As for the Wkshps name, Krishnamurthy said it came about rather organically. He and Wu have been holding “workshops” with their New York team in recent months “to either discuss a particular topic from design history, work collaboratively on a client assignment, have a show-and-tell of things we’re looking at, critique ongoing projects, or something else entirely,” Krishnamurthy noted. “It’s part pedagogical, part practical.”
Those meetings mirrored the processes they use when first meeting with clients, Krishnamurthy added, and “a member of our team had remarked that these workshops felt very unique to our studio, especially within the NYC design context.
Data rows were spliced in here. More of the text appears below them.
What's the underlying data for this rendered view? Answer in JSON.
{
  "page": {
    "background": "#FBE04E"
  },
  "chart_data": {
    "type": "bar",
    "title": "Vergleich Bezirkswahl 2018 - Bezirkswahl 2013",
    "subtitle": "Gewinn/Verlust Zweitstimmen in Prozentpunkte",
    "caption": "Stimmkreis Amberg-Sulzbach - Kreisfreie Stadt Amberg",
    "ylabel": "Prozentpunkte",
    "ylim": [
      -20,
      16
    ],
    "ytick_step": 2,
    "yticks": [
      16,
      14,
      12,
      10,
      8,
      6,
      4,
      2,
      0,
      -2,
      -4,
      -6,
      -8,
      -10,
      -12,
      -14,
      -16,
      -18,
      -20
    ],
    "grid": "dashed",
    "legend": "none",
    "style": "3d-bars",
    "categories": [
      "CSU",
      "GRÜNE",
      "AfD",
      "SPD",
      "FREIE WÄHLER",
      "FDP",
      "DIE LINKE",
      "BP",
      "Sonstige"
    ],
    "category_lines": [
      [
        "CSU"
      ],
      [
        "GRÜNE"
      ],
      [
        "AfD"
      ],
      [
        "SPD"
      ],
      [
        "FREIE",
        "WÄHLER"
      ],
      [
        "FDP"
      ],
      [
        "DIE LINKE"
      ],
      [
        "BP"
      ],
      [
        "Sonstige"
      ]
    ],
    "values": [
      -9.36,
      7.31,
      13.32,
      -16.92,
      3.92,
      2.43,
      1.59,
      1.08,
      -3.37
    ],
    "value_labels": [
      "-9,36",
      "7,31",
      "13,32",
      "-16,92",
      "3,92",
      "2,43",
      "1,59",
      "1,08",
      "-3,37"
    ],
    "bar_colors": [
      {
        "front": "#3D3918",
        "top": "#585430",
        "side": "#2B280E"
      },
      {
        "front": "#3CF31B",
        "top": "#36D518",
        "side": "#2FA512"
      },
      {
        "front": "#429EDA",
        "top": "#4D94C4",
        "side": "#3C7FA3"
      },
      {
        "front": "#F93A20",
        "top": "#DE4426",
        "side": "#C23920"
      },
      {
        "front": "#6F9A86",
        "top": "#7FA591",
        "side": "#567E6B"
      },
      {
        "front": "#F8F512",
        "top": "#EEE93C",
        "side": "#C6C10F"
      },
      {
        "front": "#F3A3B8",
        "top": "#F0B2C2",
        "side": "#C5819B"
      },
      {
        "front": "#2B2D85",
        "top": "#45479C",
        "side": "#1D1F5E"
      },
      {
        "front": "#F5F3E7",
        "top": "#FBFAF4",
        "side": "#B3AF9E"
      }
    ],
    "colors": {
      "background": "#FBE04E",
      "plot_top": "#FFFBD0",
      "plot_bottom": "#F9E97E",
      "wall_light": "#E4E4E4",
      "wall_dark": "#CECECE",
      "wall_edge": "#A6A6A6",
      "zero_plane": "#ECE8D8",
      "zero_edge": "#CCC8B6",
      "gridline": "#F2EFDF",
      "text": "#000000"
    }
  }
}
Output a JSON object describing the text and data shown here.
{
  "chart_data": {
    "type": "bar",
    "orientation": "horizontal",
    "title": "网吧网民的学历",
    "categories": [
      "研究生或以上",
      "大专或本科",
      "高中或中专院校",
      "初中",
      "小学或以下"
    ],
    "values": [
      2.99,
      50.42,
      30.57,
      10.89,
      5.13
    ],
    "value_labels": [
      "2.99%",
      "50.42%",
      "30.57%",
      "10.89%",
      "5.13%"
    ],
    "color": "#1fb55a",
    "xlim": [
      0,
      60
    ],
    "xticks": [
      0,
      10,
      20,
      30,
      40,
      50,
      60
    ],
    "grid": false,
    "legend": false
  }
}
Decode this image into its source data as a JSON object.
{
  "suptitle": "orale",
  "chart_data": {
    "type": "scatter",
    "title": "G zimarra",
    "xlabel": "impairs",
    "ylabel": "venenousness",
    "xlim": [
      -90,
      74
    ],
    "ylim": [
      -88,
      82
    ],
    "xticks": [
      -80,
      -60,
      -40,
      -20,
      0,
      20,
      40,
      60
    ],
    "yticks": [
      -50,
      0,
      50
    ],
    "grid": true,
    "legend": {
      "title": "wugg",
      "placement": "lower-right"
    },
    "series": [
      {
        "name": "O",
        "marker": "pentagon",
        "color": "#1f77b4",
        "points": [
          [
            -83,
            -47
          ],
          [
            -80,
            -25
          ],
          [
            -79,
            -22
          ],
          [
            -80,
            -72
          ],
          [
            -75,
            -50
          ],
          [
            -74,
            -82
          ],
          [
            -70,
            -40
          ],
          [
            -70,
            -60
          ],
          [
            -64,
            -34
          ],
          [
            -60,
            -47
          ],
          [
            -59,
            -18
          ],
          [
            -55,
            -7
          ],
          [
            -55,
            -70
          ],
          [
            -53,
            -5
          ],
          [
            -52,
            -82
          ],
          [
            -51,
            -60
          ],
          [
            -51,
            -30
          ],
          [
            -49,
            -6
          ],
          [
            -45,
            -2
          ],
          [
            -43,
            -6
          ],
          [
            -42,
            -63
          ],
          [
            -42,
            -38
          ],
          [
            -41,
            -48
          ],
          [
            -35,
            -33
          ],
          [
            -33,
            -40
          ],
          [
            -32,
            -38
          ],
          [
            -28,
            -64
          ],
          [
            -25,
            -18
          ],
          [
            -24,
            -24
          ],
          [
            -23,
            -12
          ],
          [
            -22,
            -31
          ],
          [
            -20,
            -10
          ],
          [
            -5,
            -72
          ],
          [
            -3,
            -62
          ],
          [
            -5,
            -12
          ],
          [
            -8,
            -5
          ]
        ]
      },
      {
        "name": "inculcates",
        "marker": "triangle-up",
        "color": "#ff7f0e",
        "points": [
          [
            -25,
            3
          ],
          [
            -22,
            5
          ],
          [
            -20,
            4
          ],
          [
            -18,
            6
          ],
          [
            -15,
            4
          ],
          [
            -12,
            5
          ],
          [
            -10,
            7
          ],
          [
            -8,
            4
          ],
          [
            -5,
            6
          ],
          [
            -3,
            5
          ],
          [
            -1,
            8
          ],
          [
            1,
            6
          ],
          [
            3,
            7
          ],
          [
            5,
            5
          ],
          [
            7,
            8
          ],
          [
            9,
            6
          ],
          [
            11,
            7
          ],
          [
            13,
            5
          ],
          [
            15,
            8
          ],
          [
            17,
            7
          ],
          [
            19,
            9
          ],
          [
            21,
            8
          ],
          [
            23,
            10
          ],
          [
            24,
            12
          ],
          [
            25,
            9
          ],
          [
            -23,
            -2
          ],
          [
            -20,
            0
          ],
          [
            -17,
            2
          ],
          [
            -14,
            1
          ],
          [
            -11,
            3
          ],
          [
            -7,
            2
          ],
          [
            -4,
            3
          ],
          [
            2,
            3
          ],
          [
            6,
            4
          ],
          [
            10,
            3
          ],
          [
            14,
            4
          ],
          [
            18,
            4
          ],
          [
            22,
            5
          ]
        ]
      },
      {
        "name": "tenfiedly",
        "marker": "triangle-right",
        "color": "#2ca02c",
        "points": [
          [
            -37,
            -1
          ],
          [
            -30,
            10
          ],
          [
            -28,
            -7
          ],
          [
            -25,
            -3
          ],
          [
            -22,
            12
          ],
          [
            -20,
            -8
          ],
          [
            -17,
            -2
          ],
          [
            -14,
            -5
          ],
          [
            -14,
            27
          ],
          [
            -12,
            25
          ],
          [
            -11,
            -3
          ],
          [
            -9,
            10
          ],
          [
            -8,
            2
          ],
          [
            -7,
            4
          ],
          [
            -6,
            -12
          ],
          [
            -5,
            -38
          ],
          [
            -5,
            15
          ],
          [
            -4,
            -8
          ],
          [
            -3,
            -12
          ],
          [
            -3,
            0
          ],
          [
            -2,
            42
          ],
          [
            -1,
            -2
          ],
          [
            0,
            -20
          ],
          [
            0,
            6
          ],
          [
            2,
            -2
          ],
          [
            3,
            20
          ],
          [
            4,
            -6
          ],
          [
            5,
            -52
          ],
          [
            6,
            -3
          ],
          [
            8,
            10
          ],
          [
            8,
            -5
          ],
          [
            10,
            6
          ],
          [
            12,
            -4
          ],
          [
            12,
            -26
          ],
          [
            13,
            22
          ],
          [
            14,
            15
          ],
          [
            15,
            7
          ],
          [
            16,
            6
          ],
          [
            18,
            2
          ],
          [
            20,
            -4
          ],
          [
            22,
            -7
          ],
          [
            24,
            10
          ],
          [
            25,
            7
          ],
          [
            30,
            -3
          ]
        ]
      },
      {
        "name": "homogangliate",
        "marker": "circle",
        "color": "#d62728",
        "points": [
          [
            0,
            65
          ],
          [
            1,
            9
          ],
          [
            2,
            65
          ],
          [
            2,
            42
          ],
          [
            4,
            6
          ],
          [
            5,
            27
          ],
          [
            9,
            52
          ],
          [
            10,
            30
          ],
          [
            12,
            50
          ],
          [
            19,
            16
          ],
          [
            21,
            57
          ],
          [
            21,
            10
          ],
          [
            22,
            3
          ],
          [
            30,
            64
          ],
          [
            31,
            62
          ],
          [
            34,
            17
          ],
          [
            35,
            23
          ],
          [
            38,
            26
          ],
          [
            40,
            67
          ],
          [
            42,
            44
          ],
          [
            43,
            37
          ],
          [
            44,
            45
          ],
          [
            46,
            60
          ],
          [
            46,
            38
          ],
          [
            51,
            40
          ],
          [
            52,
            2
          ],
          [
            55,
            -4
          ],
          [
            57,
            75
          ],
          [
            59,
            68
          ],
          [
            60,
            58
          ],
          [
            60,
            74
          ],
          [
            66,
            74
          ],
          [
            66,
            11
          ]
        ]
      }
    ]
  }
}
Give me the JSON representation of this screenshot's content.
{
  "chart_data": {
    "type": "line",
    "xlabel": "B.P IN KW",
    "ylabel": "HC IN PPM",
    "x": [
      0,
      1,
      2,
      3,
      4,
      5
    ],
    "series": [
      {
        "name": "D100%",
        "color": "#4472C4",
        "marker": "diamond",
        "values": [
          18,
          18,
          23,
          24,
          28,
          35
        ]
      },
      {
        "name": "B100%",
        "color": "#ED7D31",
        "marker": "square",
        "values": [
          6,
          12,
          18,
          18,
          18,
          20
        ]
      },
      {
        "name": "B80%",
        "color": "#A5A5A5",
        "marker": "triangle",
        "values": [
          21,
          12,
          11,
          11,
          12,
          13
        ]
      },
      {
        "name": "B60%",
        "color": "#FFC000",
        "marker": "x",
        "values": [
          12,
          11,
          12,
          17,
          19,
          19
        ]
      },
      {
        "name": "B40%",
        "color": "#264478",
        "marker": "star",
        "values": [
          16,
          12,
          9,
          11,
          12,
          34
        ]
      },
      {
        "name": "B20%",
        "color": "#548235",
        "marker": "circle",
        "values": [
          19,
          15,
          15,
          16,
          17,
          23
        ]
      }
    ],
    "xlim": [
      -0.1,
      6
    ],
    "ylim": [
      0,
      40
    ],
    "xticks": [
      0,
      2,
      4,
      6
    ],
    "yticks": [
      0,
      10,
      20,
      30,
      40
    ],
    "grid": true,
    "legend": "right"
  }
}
So the term stuck.”
Wu explained further: “The change is less on a practical level and more on a conceptual level—and maybe even in a spiritual sense. Internally, we are able to finally shift our team structure into a fully collaborative mode, with increasing transparency in all aspects. For me personally, this is a design practice that I always want to be part of, which speaks to my East-Asian roots, where everyone is part of the team and plays their own roles, while maintaining an individual identity with the team-first mindset.”
“On a certain level, developing and defining this new practice has been similar to a therapeutic process,” Wu added. “Prem and I have each been trying to articulate our own identities—both professionally and personally, as ‘outsiders’ in our own ways—as are our team members. This new phase of the studio, happening alongside the current political and environmental climate, is a good moment for self-reflection as well as acting toward what comes next.”